Real Estate Daily Recap
Best & Worst Performance Today Across the REIT Sector
Net Lease: Today we published Net Lease REITs: Inflation Risk Persists on the Income Builder Marketplace. One of the more "bond-like" and rate-sensitive REIT sectors, net lease REITs have surprisingly been among the best-performing property sectors this year despite the challenging rising-rate environment. Even with rent growth significantly lagging inflation, net lease REITs are still on-pace for double-digit earnings growth as robust accretive external growth has more than offset the drag from muted property-level growth. Net lease REIT investors aren't buying the "new normal" of permanently elevated inflation and while our base case is that inflation will return to the 2-3% level by the end of next year as pandemic-era fiscal policy normalizes, there appears to be some complacency reflected in valuations of REITs more exposed to upside inflation risks. In the report, we take a deep-dive into the inflation risk across the sector.

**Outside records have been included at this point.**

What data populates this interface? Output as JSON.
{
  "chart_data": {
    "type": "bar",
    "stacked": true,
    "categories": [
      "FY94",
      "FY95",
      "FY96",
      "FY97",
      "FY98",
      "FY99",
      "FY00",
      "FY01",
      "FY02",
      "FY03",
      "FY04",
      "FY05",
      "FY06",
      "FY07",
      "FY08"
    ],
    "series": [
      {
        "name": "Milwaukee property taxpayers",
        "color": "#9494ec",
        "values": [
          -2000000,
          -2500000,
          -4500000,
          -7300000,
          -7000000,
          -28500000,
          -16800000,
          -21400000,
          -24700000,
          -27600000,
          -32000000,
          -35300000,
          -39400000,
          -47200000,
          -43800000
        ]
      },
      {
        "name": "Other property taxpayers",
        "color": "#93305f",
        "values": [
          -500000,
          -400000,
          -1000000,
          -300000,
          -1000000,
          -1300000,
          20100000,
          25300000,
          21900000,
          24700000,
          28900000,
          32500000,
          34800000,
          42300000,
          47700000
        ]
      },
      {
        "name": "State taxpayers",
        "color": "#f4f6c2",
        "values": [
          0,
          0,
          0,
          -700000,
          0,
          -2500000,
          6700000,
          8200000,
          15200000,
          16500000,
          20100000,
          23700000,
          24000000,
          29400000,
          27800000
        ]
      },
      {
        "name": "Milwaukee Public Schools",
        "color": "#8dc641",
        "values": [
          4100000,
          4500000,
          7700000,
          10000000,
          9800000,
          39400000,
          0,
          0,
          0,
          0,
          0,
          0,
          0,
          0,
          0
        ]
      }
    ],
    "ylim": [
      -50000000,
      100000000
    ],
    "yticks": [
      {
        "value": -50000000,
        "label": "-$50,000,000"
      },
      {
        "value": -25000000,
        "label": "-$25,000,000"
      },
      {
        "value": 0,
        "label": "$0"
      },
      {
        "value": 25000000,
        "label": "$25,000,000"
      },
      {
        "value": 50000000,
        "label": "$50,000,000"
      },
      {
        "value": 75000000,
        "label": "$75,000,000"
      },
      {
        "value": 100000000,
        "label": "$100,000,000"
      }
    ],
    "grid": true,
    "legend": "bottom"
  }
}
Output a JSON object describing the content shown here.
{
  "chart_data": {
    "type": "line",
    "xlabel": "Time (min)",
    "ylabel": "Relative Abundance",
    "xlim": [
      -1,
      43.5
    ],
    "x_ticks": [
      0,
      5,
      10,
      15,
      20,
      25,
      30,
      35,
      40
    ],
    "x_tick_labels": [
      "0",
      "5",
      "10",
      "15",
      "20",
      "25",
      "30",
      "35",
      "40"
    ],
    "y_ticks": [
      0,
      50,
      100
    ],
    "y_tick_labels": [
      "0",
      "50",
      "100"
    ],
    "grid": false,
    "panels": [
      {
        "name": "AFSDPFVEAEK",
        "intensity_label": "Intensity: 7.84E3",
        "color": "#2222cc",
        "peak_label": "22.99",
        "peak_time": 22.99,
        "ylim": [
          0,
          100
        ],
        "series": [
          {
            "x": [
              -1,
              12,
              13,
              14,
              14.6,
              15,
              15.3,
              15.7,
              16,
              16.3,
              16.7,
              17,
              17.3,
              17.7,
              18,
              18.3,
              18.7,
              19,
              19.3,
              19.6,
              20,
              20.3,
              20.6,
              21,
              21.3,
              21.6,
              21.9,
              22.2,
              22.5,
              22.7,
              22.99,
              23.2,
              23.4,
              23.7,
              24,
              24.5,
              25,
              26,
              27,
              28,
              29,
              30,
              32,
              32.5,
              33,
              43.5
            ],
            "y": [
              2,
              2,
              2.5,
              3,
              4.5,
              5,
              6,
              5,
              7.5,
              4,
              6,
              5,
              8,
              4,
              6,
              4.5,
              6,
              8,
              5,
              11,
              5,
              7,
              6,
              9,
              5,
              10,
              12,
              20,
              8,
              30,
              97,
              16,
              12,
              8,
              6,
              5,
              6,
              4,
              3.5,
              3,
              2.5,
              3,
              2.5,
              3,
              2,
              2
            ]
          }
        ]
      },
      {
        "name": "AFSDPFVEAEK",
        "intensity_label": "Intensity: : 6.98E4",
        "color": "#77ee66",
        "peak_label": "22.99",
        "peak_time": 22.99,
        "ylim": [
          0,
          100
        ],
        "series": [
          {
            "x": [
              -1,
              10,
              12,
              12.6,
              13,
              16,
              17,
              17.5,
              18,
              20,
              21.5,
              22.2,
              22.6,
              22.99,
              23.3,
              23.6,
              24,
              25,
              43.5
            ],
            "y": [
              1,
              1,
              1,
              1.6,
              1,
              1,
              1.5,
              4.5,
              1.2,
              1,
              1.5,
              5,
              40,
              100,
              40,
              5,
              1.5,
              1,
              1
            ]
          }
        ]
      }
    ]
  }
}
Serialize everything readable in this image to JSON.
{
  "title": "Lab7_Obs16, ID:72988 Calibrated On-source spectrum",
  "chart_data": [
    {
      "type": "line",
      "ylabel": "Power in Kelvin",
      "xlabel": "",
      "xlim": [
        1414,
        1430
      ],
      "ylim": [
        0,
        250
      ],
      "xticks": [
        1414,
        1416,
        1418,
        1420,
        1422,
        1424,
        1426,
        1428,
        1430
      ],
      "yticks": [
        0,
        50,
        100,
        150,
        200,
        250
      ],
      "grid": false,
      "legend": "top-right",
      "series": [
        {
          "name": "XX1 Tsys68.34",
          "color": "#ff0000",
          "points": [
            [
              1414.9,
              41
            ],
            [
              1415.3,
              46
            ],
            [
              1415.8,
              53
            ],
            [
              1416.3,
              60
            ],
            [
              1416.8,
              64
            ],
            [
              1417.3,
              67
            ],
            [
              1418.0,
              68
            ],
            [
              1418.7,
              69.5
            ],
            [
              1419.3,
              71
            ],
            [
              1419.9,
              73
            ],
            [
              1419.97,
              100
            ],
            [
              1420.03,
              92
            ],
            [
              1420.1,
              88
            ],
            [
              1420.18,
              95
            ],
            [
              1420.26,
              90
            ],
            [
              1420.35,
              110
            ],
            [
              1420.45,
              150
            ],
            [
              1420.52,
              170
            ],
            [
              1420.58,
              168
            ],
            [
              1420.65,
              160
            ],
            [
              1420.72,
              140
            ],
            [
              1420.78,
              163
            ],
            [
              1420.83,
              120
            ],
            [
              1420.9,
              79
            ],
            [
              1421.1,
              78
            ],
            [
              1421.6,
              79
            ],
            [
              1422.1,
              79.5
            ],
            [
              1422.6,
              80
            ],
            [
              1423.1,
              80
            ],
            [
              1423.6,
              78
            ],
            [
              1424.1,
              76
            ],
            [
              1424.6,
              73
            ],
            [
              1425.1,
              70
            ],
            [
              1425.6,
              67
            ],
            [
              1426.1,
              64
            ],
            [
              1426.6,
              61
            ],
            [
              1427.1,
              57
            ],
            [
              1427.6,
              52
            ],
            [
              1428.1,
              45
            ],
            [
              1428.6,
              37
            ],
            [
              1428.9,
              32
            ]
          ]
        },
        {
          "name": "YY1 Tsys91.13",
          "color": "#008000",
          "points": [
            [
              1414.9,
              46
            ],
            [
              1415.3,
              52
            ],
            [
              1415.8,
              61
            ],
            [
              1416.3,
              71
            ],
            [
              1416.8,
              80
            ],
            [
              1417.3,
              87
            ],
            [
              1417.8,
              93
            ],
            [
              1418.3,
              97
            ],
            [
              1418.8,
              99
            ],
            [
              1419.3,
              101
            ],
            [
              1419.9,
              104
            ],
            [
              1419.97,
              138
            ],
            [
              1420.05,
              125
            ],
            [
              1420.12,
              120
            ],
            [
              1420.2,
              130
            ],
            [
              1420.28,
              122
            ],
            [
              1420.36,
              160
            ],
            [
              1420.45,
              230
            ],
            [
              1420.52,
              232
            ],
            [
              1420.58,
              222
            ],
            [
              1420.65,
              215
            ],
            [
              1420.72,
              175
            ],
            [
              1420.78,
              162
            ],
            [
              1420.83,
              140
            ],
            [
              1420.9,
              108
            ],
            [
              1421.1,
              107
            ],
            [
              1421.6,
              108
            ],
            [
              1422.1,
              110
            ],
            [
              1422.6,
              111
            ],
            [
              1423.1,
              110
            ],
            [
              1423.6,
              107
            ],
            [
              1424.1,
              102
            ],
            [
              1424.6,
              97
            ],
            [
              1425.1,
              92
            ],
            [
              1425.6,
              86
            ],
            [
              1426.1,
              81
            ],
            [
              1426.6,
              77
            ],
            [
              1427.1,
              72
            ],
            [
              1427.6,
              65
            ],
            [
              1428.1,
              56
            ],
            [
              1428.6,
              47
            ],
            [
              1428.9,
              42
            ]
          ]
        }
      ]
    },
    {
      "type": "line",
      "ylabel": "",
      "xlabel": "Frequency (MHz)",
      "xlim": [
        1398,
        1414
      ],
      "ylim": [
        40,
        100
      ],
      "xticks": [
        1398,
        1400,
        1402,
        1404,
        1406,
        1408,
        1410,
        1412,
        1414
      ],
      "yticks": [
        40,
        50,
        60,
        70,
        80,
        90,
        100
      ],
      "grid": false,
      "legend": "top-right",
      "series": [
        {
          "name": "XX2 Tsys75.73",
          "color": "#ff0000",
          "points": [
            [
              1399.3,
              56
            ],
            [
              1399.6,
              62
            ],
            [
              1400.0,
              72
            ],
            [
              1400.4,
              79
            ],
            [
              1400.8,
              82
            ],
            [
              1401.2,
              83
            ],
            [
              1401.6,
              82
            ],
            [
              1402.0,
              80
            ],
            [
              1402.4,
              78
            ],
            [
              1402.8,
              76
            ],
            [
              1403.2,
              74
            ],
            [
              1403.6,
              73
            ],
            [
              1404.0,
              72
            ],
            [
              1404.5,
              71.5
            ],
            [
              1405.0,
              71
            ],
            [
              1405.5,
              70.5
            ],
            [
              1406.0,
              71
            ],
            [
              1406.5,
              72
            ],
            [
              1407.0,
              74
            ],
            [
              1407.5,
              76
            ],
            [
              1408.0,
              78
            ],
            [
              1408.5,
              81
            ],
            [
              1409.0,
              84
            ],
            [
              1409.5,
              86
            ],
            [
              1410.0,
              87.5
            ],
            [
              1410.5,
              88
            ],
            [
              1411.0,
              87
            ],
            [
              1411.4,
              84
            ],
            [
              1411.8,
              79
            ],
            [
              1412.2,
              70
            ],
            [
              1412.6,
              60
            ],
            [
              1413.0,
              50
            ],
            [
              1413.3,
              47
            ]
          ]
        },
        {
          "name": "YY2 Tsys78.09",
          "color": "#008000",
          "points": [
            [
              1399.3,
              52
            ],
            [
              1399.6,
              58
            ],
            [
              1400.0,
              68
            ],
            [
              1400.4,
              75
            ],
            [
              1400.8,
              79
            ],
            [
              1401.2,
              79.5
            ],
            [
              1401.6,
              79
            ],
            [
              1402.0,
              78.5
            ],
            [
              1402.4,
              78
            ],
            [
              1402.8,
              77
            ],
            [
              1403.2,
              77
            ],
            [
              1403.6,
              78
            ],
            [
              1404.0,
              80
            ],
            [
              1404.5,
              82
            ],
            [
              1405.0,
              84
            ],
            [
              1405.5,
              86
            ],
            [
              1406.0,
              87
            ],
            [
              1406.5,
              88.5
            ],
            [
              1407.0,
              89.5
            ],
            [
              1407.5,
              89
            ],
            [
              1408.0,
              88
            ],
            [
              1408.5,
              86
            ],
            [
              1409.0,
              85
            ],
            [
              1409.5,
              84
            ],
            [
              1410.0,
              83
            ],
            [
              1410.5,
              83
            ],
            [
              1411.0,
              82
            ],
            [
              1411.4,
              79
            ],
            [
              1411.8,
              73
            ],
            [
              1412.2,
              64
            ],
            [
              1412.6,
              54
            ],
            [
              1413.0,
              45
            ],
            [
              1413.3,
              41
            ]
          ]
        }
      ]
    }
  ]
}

Single-Family Rentals: Last Friday, we published Single Family Rental REITs: Renting the American Dream. One of the best-performing property sectors over the past quarter, SFR REITs have been beneficiaries of surging mortgage rates, which has made renting single-family homes a relative bargain. Single-family rents rose at the fastest pace on record through mid-2022, an elevated pace that has staying-power given the significant 'embedded' rent growth resulting from below-market renewal offers as SFR REITs have "throttled" rent hikes on existing tenants. Cooling home price appreciation and tightening credit conditions have prompted many smaller SFR investors to pull back, providing a more favorable external growth environment for the three SFR REITs - American Homes (AMH), Invitation Homes (INVH), and Tricon Residential (TCN).
Mortgage REIT Daily Recap
Per the REIT Rankings Tracker available to Income Builder subscribers, mortgage REITs held up relatively well amid the market carnage as residential mREITs declined by 2.5% while commercial mREITs declined by 3.1%. After the close today, five mREITs declared dividends that were in line with their current rate - KKR Real Estate (KREF), TPG Real Estate (TRTX), Redwood Trust (RWT), MFA Financial (MFA), and Apollo Commercial (ARI). We've seen 13 mREITs increase their dividend this year and 4 dividend cuts.
Economic Data This Week
Inflation data highlight a busy week of economic data in the week ahead of the Fed's September meeting. Following today's Consumer Price Index report, tomorrow we'll see the Producer Price Index for August. Friday, we'll get our first look at Michigan Consumer Sentiment for September. The Fed is particularly interested in the 5-Year Inflation Expectations survey, looking for signs of a potential "wage-price inflation spiral" through elevated consumer wage expectations.